Rule #5

Start on time and finish on time. If you start late, still finish on time.

Think of your writing moment like you would any other scheduled event, like a class. Here at CBS classes begin and end at all sorts of weird times because they are scheduled in 45 minute blocks with ten minute breaks. The first block starts at 8:00, the second 8:55, the third at 9:50, etc. While teachers sometimes lose track of time, no one thinks to “round off” the start time or finish time because that would cause all kinds of chaos for students trying to get from one class to another. The beginning and end of class is determined by the schedule.

If the teacher shows up late for class, she doesn’t ask the students to stay correspondingly late. She just makes do with the time she has left. Students, of course, would never demand that the class wait for them before it begins, or that it run late because they couldn’t be there on time. When coordinating groups of people, its natural to be a bit arbitrary about the time issue.

Now, it could be argued that writing is a not a group activity and therefore requires no coordination. Rule #5 is intended as a prohibition against this argument. Of course it is possible to shirk your writing time. No one will know. Except…

There is the part of your that writes, the part of you that wants to get the writing done, and wants to become a better writer. That part of you is feeling disappointed and disoriented by your lack of discipline. You would apologize to your students for showing up late. And you wouldn’t keep them later as a punishment for your tardiness. Treat the part of you that writes with the same respect. Try to keep your appointment; but if you don’t begin on time, at least keep your promise to stop when you said you would. Remember that this is also a promise to the various parts of you that have other things to do.

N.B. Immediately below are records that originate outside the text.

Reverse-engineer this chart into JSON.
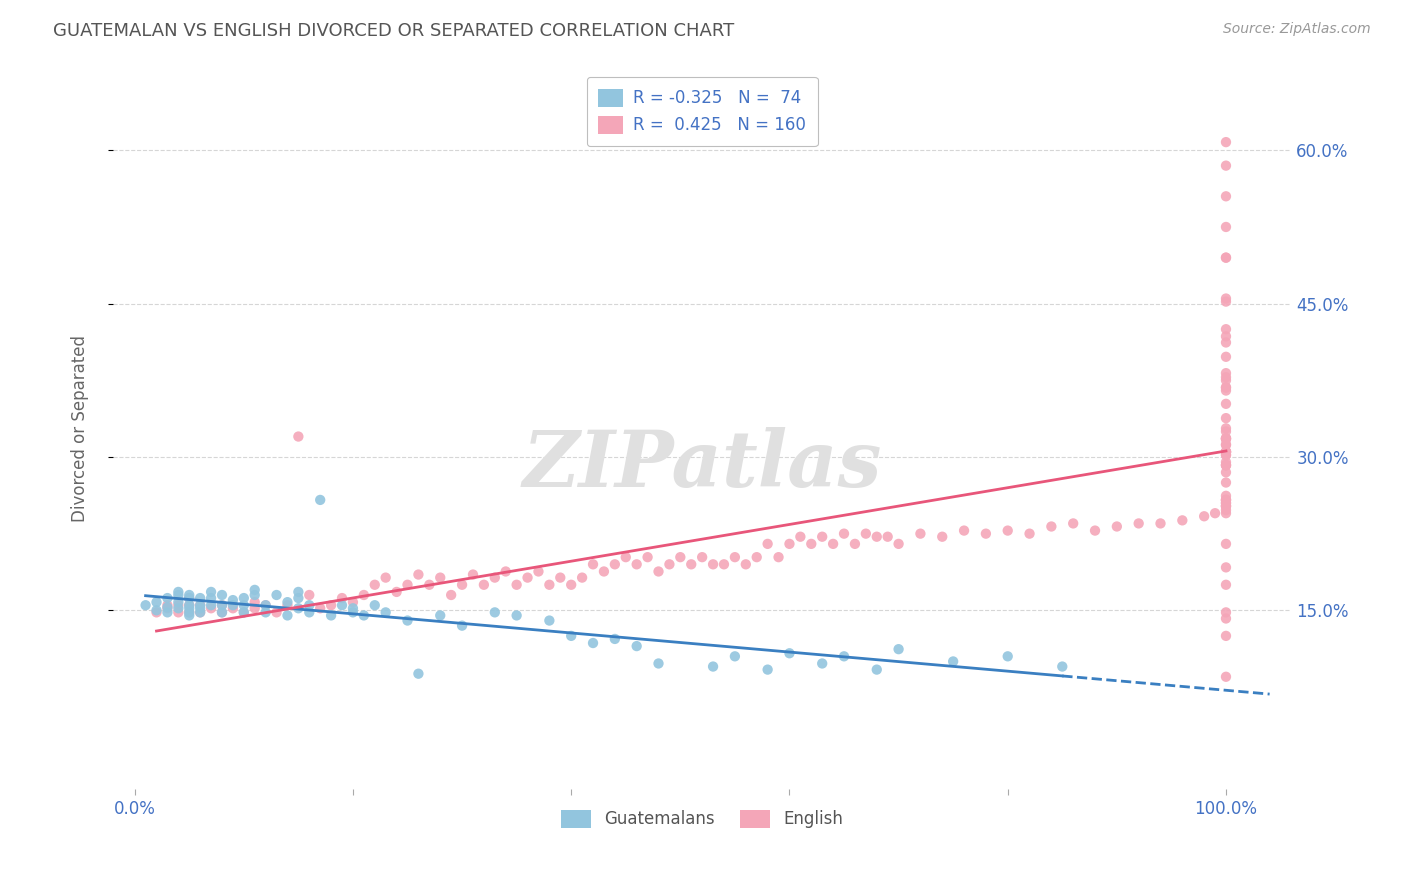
{
  "title": "GUATEMALAN VS ENGLISH DIVORCED OR SEPARATED CORRELATION CHART",
  "source": "Source: ZipAtlas.com",
  "ylabel": "Divorced or Separated",
  "xlim": [
    -0.02,
    1.06
  ],
  "ylim": [
    -0.025,
    0.68
  ],
  "watermark": "ZIPatlas",
  "blue_color": "#92c5de",
  "pink_color": "#f4a6b8",
  "blue_line_color": "#3a7fc1",
  "pink_line_color": "#e8567a",
  "title_color": "#555555",
  "axis_label_color": "#4472c4",
  "guatemalans_x": [
    0.01,
    0.02,
    0.02,
    0.03,
    0.03,
    0.03,
    0.04,
    0.04,
    0.04,
    0.04,
    0.05,
    0.05,
    0.05,
    0.05,
    0.05,
    0.05,
    0.06,
    0.06,
    0.06,
    0.06,
    0.07,
    0.07,
    0.07,
    0.08,
    0.08,
    0.08,
    0.09,
    0.09,
    0.1,
    0.1,
    0.1,
    0.11,
    0.11,
    0.12,
    0.12,
    0.13,
    0.14,
    0.14,
    0.15,
    0.15,
    0.15,
    0.16,
    0.16,
    0.17,
    0.18,
    0.19,
    0.2,
    0.2,
    0.21,
    0.22,
    0.23,
    0.25,
    0.26,
    0.28,
    0.3,
    0.33,
    0.35,
    0.38,
    0.4,
    0.42,
    0.44,
    0.46,
    0.48,
    0.53,
    0.55,
    0.58,
    0.6,
    0.63,
    0.65,
    0.68,
    0.7,
    0.75,
    0.8,
    0.85
  ],
  "guatemalans_y": [
    0.155,
    0.15,
    0.158,
    0.148,
    0.153,
    0.162,
    0.152,
    0.158,
    0.165,
    0.168,
    0.145,
    0.148,
    0.152,
    0.155,
    0.162,
    0.165,
    0.148,
    0.152,
    0.155,
    0.162,
    0.155,
    0.162,
    0.168,
    0.148,
    0.155,
    0.165,
    0.155,
    0.16,
    0.148,
    0.155,
    0.162,
    0.165,
    0.17,
    0.148,
    0.155,
    0.165,
    0.145,
    0.158,
    0.152,
    0.162,
    0.168,
    0.148,
    0.155,
    0.258,
    0.145,
    0.155,
    0.148,
    0.152,
    0.145,
    0.155,
    0.148,
    0.14,
    0.088,
    0.145,
    0.135,
    0.148,
    0.145,
    0.14,
    0.125,
    0.118,
    0.122,
    0.115,
    0.098,
    0.095,
    0.105,
    0.092,
    0.108,
    0.098,
    0.105,
    0.092,
    0.112,
    0.1,
    0.105,
    0.095
  ],
  "english_x": [
    0.02,
    0.03,
    0.03,
    0.04,
    0.04,
    0.05,
    0.05,
    0.05,
    0.06,
    0.06,
    0.07,
    0.08,
    0.08,
    0.09,
    0.1,
    0.11,
    0.11,
    0.12,
    0.13,
    0.14,
    0.15,
    0.16,
    0.17,
    0.18,
    0.19,
    0.2,
    0.21,
    0.22,
    0.23,
    0.24,
    0.25,
    0.26,
    0.27,
    0.28,
    0.29,
    0.3,
    0.31,
    0.32,
    0.33,
    0.34,
    0.35,
    0.36,
    0.37,
    0.38,
    0.39,
    0.4,
    0.41,
    0.42,
    0.43,
    0.44,
    0.45,
    0.46,
    0.47,
    0.48,
    0.49,
    0.5,
    0.51,
    0.52,
    0.53,
    0.54,
    0.55,
    0.56,
    0.57,
    0.58,
    0.59,
    0.6,
    0.61,
    0.62,
    0.63,
    0.64,
    0.65,
    0.66,
    0.67,
    0.68,
    0.69,
    0.7,
    0.72,
    0.74,
    0.76,
    0.78,
    0.8,
    0.82,
    0.84,
    0.86,
    0.88,
    0.9,
    0.92,
    0.94,
    0.96,
    0.98,
    0.99,
    1.0,
    1.0,
    1.0,
    1.0,
    1.0,
    1.0,
    1.0,
    1.0,
    1.0,
    1.0,
    1.0,
    1.0,
    1.0,
    1.0,
    1.0,
    1.0,
    1.0,
    1.0,
    1.0,
    1.0,
    1.0,
    1.0,
    1.0,
    1.0,
    1.0,
    1.0,
    1.0,
    1.0,
    1.0,
    1.0,
    1.0,
    1.0,
    1.0,
    1.0,
    1.0,
    1.0,
    1.0,
    1.0,
    1.0,
    1.0,
    1.0,
    1.0,
    1.0,
    1.0,
    1.0,
    1.0,
    1.0,
    1.0,
    1.0,
    1.0,
    1.0,
    1.0,
    1.0,
    1.0,
    1.0,
    1.0,
    1.0,
    1.0,
    1.0
  ],
  "english_y": [
    0.148,
    0.152,
    0.155,
    0.148,
    0.155,
    0.148,
    0.155,
    0.162,
    0.148,
    0.155,
    0.152,
    0.148,
    0.155,
    0.152,
    0.148,
    0.152,
    0.158,
    0.155,
    0.148,
    0.155,
    0.32,
    0.165,
    0.152,
    0.155,
    0.162,
    0.158,
    0.165,
    0.175,
    0.182,
    0.168,
    0.175,
    0.185,
    0.175,
    0.182,
    0.165,
    0.175,
    0.185,
    0.175,
    0.182,
    0.188,
    0.175,
    0.182,
    0.188,
    0.175,
    0.182,
    0.175,
    0.182,
    0.195,
    0.188,
    0.195,
    0.202,
    0.195,
    0.202,
    0.188,
    0.195,
    0.202,
    0.195,
    0.202,
    0.195,
    0.195,
    0.202,
    0.195,
    0.202,
    0.215,
    0.202,
    0.215,
    0.222,
    0.215,
    0.222,
    0.215,
    0.225,
    0.215,
    0.225,
    0.222,
    0.222,
    0.215,
    0.225,
    0.222,
    0.228,
    0.225,
    0.228,
    0.225,
    0.232,
    0.235,
    0.228,
    0.232,
    0.235,
    0.235,
    0.238,
    0.242,
    0.245,
    0.255,
    0.245,
    0.252,
    0.258,
    0.248,
    0.255,
    0.252,
    0.258,
    0.262,
    0.368,
    0.252,
    0.302,
    0.318,
    0.292,
    0.305,
    0.318,
    0.285,
    0.292,
    0.305,
    0.318,
    0.292,
    0.305,
    0.318,
    0.328,
    0.302,
    0.368,
    0.418,
    0.555,
    0.305,
    0.312,
    0.398,
    0.312,
    0.325,
    0.338,
    0.352,
    0.365,
    0.412,
    0.378,
    0.525,
    0.452,
    0.375,
    0.382,
    0.495,
    0.495,
    0.608,
    0.585,
    0.455,
    0.142,
    0.085,
    0.305,
    0.275,
    0.148,
    0.125,
    0.295,
    0.425,
    0.192,
    0.215,
    0.258,
    0.175
  ]
}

Many people who fail to get their writing done at the time they had hoped (first thing in the morning, for example) carry the task around with them for the rest of the day, hoping they will get it done when an opportunity presents itself. Don’t do that. It will just make everything else you do less enjoyable, always burdened by this thing you’ve left undone. In fact, even the most planned activity comes to feel like an interruption, an obstruction to your writing. This means that what you are supposed to be doing doesn’t get the attention it deserves. And your writing, of course, is still not getting done.

So, when the time you had allotted to your writing passes, scratch it from your list of things to do today, whether or not you finished the paragraph or even managed to begin. Why worry today about what you have put off until tomorrow?